У Бориса баталия оказалась совсем иной: всегда при генерале, при теплых штабах, а уж наград — без счету. Но и Борис получил ранение. Обидное — в самом конце войны. Когда их танковая колонна вошла в очередной чешский город и Борис, сидя на броне рядом со своим генералом, готовился ловить букеты цветов, как это было доселе, кто-то открыл огонь. Командующий спрятался в люк, Борис вниз головой нырнул следом, однако карманы галифе у него были набиты всякими боевыми трофеями, и он застрял, так что нижняя половина туловища с дрыгающими ногами осталась над танковой башней. Вражеская пуля попала в такое место, что ранение сделалось вдвойне обидным. Бориса наградили орденом, какового у него еще не было, и отпустили домой. Пользуясь штабной связью, он разыскал младшего брата, и они договорились возвращаться на Родину вместе.
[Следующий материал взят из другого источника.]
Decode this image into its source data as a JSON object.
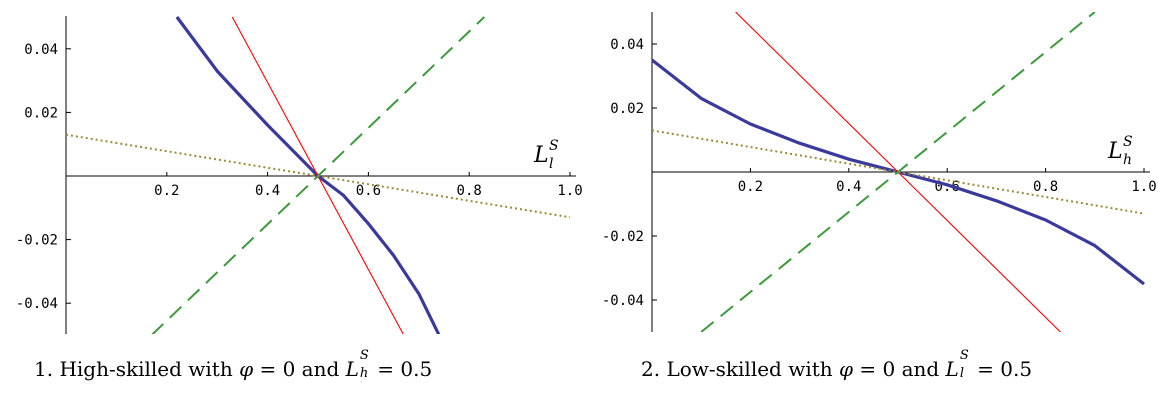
{
  "captions": [
    "1. High-skilled with φ = 0 and Lʰˢ = 0.5",
    "2. Low-skilled with φ = 0 and Lˡˢ = 0.5"
  ],
  "caption_parts": [
    {
      "prefix": "1. High-skilled with ",
      "phi": "φ",
      "mid": " = 0 and ",
      "L": "L",
      "sup": "S",
      "sub": "h",
      "suffix": " = 0.5"
    },
    {
      "prefix": "2. Low-skilled with ",
      "phi": "φ",
      "mid": " = 0 and ",
      "L": "L",
      "sup": "S",
      "sub": "l",
      "suffix": " = 0.5"
    }
  ],
  "colors": {
    "blue": "#3a3a9c",
    "red": "#ff0000",
    "green": "#3c9a3c",
    "olive": "#9a8a3a"
  },
  "chart_data": [
    {
      "type": "line",
      "axis_label": {
        "base": "L",
        "sup": "S",
        "sub": "l"
      },
      "xlim": [
        0,
        1.0
      ],
      "ylim": [
        -0.05,
        0.05
      ],
      "x_ticks": [
        "0.2",
        "0.4",
        "0.6",
        "0.8",
        "1.0"
      ],
      "x_tick_values": [
        0.2,
        0.4,
        0.6,
        0.8,
        1.0
      ],
      "y_ticks": [
        "0.04",
        "0.02",
        "-0.02",
        "-0.04"
      ],
      "y_tick_values": [
        0.04,
        0.02,
        -0.02,
        -0.04
      ],
      "series": [
        {
          "style": "thick-solid",
          "color": "#3a3a9c",
          "x": [
            0.22,
            0.3,
            0.4,
            0.5,
            0.55,
            0.6,
            0.65,
            0.7,
            0.74
          ],
          "y": [
            0.05,
            0.033,
            0.016,
            0.0,
            -0.006,
            -0.015,
            -0.025,
            -0.037,
            -0.05
          ]
        },
        {
          "style": "thin-solid",
          "color": "#ff0000",
          "x": [
            0.33,
            0.5,
            0.67
          ],
          "y": [
            0.05,
            0.0,
            -0.05
          ]
        },
        {
          "style": "dashed",
          "color": "#3c9a3c",
          "x": [
            0.17,
            0.5,
            0.83
          ],
          "y": [
            -0.05,
            0.0,
            0.05
          ]
        },
        {
          "style": "dotted",
          "color": "#9a8a3a",
          "x": [
            0.0,
            0.5,
            1.0
          ],
          "y": [
            0.013,
            0.0,
            -0.013
          ]
        }
      ]
    },
    {
      "type": "line",
      "axis_label": {
        "base": "L",
        "sup": "S",
        "sub": "h"
      },
      "xlim": [
        0,
        1.0
      ],
      "ylim": [
        -0.05,
        0.05
      ],
      "x_ticks": [
        "0.2",
        "0.4",
        "0.6",
        "0.8",
        "1.0"
      ],
      "x_tick_values": [
        0.2,
        0.4,
        0.6,
        0.8,
        1.0
      ],
      "y_ticks": [
        "0.04",
        "0.02",
        "-0.02",
        "-0.04"
      ],
      "y_tick_values": [
        0.04,
        0.02,
        -0.02,
        -0.04
      ],
      "series": [
        {
          "style": "thick-solid",
          "color": "#3a3a9c",
          "x": [
            0.0,
            0.1,
            0.2,
            0.3,
            0.4,
            0.5,
            0.6,
            0.7,
            0.8,
            0.9,
            1.0
          ],
          "y": [
            0.035,
            0.023,
            0.015,
            0.009,
            0.004,
            0.0,
            -0.004,
            -0.009,
            -0.015,
            -0.023,
            -0.035
          ]
        },
        {
          "style": "thin-solid",
          "color": "#ff0000",
          "x": [
            0.17,
            0.5,
            0.83
          ],
          "y": [
            0.05,
            0.0,
            -0.05
          ]
        },
        {
          "style": "dashed",
          "color": "#3c9a3c",
          "x": [
            0.1,
            0.5,
            0.9
          ],
          "y": [
            -0.05,
            0.0,
            0.05
          ]
        },
        {
          "style": "dotted",
          "color": "#9a8a3a",
          "x": [
            0.0,
            0.5,
            1.0
          ],
          "y": [
            0.013,
            0.0,
            -0.013
          ]
        }
      ]
    }
  ]
}
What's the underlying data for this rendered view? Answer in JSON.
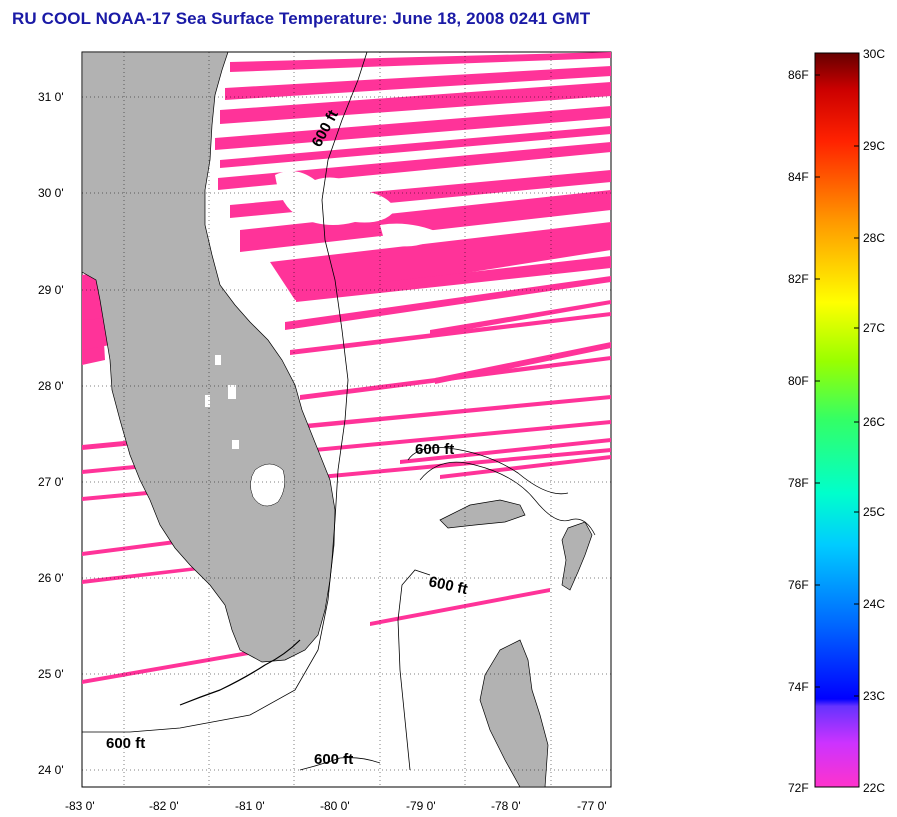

Ехали в литерном поезде, в прекрасном вагоне, отдельном купе. Сашка пригласил офицеров и пировал, рассказывая без умолку байки и анекдоты, а Борис ничком покоился на верхней полке, с трудом опрокидывая подносимые стопари. Когда все разошлись и Сашка рухнул, чтобы уснуть, Борис похвастался, что везет с собой целый вагон добра. Свесив голову, он говорил про дворцы и замки, где размещался на постой генерал, про музейные ценности, антикварное оружие, напольные часы, обещал поделиться… Младшему брату это было совершенно не интересно, и он захрапел.

На другой день празднование победы продолжилось: всё так же сидели за столом офицеры, всё так же лежал на верхней полке Борис. Он никак не возражал против гостей — гости помогали ему спуститься, когда настигала надобность. И вот в какой-то момент, когда Сашка из купе отлучился, офицеры стали обсуждать слух о проверке, которая будто бы ожидает всех то ли в Бресте, то ли где-то еще. Дескать, энкавэдэшники устраивают жестокий шмон, и один генерал уже лишился звезд всего за пульман трофеев.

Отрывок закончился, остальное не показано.